Russlands Präsident Wladimir Putin hat den seit fast vier Monaten andauernden Krieg gegen die Ukraine erneut als alternativlos gerechtfertigt.
»In der aktuellen Situation, vor dem Hintergrund zunehmender Risiken und Bedrohungen für uns, war die Entscheidung Russlands, eine militärische Spezial-Operation durchzuführen, (...) erzwungen und notwendig«, sagte Putin beim Internationalen Wirtschaftsforum in St. Petersburg. Der Westen habe die Ukraine zuvor »buchstäblich mit seinen Waffen und seinen Militärberatern aufgepumpt«, meinte der Kremlchef.

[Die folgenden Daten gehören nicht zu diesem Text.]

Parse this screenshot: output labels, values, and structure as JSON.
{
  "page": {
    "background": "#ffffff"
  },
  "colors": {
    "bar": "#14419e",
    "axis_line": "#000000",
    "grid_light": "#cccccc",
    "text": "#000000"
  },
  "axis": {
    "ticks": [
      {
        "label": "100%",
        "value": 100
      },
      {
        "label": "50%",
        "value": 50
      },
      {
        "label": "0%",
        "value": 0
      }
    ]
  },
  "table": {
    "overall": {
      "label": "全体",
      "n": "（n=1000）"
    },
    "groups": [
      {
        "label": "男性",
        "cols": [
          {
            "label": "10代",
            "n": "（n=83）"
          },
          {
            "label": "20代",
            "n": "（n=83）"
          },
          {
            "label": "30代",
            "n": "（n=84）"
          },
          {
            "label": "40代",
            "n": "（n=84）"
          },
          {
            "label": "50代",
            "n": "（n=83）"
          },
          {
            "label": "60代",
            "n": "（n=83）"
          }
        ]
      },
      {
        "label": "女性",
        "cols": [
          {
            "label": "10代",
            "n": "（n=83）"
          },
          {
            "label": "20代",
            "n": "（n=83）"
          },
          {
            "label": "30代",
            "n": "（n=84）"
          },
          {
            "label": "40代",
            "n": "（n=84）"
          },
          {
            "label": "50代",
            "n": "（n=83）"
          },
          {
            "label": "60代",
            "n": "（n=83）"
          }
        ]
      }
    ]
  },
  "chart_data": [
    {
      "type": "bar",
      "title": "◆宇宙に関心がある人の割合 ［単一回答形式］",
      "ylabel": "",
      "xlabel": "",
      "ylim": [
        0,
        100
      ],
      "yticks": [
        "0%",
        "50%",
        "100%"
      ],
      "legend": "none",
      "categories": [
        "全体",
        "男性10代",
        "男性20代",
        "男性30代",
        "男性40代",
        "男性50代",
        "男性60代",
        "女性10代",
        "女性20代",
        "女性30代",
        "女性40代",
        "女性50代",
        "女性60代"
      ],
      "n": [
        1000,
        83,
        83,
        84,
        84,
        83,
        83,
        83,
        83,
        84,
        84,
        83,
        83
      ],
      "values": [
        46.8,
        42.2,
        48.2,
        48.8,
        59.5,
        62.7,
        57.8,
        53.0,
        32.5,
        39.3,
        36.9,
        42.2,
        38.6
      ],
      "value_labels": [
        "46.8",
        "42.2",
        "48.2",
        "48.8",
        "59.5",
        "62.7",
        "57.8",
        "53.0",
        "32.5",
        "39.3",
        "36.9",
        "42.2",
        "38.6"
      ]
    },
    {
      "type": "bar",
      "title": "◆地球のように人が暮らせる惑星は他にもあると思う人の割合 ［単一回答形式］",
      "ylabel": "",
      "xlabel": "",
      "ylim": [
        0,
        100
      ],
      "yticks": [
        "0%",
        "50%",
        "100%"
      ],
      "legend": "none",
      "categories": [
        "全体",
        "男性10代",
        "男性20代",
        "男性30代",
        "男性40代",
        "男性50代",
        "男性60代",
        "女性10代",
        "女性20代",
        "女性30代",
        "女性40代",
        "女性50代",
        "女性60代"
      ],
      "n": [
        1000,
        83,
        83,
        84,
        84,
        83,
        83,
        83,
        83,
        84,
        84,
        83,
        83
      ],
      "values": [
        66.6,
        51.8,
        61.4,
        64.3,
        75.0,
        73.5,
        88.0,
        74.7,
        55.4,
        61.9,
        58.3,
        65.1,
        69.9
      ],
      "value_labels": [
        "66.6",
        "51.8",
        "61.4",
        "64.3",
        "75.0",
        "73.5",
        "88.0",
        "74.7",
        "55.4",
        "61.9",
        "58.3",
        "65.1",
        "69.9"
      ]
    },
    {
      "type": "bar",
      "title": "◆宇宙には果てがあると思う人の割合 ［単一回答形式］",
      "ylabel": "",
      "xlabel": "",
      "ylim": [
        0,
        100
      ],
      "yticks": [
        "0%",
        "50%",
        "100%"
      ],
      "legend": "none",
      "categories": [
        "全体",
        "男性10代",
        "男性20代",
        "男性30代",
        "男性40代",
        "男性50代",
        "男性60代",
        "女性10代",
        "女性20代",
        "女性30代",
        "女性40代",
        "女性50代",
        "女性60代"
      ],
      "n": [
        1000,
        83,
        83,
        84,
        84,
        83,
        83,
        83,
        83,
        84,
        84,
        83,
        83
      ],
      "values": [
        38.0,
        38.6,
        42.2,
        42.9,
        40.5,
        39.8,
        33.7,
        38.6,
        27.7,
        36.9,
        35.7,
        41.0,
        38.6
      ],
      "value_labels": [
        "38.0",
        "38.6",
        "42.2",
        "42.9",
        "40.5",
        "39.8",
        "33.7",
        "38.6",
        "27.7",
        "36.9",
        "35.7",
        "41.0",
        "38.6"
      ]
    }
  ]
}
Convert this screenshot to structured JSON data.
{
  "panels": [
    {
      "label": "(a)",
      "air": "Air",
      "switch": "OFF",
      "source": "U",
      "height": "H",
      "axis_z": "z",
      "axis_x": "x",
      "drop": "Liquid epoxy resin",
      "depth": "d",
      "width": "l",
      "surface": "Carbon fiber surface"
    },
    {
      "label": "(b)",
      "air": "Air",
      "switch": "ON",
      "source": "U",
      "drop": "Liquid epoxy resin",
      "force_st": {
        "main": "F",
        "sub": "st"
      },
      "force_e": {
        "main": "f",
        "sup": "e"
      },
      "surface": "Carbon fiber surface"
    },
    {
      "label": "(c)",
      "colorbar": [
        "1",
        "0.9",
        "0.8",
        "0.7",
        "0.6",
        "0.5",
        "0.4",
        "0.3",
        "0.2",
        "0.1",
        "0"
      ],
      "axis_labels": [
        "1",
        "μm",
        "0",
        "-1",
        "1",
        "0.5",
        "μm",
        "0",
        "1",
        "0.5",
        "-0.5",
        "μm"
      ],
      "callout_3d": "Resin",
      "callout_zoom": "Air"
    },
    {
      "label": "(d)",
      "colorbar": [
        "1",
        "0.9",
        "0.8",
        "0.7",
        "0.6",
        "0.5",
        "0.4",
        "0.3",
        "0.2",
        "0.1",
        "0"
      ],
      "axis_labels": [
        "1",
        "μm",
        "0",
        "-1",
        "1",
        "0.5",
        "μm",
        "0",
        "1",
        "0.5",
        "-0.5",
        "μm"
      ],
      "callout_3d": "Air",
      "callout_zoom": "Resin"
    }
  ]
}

Putin sagte weiterhin: »Die Entscheidung zielt auf den Schutz unserer Bürger ab und auf den der Bewohner der Volksrepubliken im Donbass, die acht Jahre lang dem Völkermord durch das Kiewer Regime ausgesetzt waren.«
Putin: »Wirtschaftlicher Blitzkrieg« des Westens gescheitert
Nach Ansicht Putins haben die westlichen Sanktionen gegen sein Land ihre Wirkung verfehlt. »Der wirtschaftliche Blitzkrieg hatte von Anfang an keine Chancen auf Erfolg«, sagte Putin. Die Sanktionen, die westliche Staaten als Reaktion auf den russischen Angriff auf die Ukraine verhängt haben, bezeichnete er als »wahnsinnig« und »gedankenlos«. Die Strafmaßnahmen träfen die EU ebenfalls hart. Er bezifferte den Schaden für Europa mit 400 Milliarden Dollar.
Putin über Atomwaffen: »Alle sollen wissen, was wir haben«
Der Kreml-Chef hat eine von Russland ausgehende Gefahr eines Atomkriegs zurückgewiesen. Sobald man auf Äußerungen ausländischer Politiker reagiere, hieße es sofort, Russland drohe irgendjemandem, so Putin. Dann fügte er hinzu: »Wir bedrohen nichts. Aber alle sollen wissen, was wir haben und was wir gegebenenfalls einsetzen werden, um unsere Souveränität zu schützen.«
Wegen des seit fast vier Monaten andauernden russischen Angriffskriegs gegen die Ukraine machen sich viele Sorgen, dass es im schlimmsten Fall sogar zum Einsatz von Atomwaffen kommen könnte. Moskau weist diese Absicht stets zurück. Russland betont vielmehr immer wieder, dass es - anders als die USA - in seiner Militärdoktrin kein Erstschlagrecht verankert habe.
Merkel: Putin war zu Gipfeltreffen nicht mehr bereit
Altbundeskanzlerin Angela Merkel hat eingeräumt, dass ihr Einfluss auf Putin kurz vor ihrem Amtsende schwand. »Es war ja klar, dass ich nicht mehr lange im Amt sein würde, und so muss ich einfach feststellen, dass verschiedene Versuche im vorigen Jahr nichts mehr bewirkt haben«, sagte Merkel im Interview mit dem Redaktionsnetzwerk Deutschland.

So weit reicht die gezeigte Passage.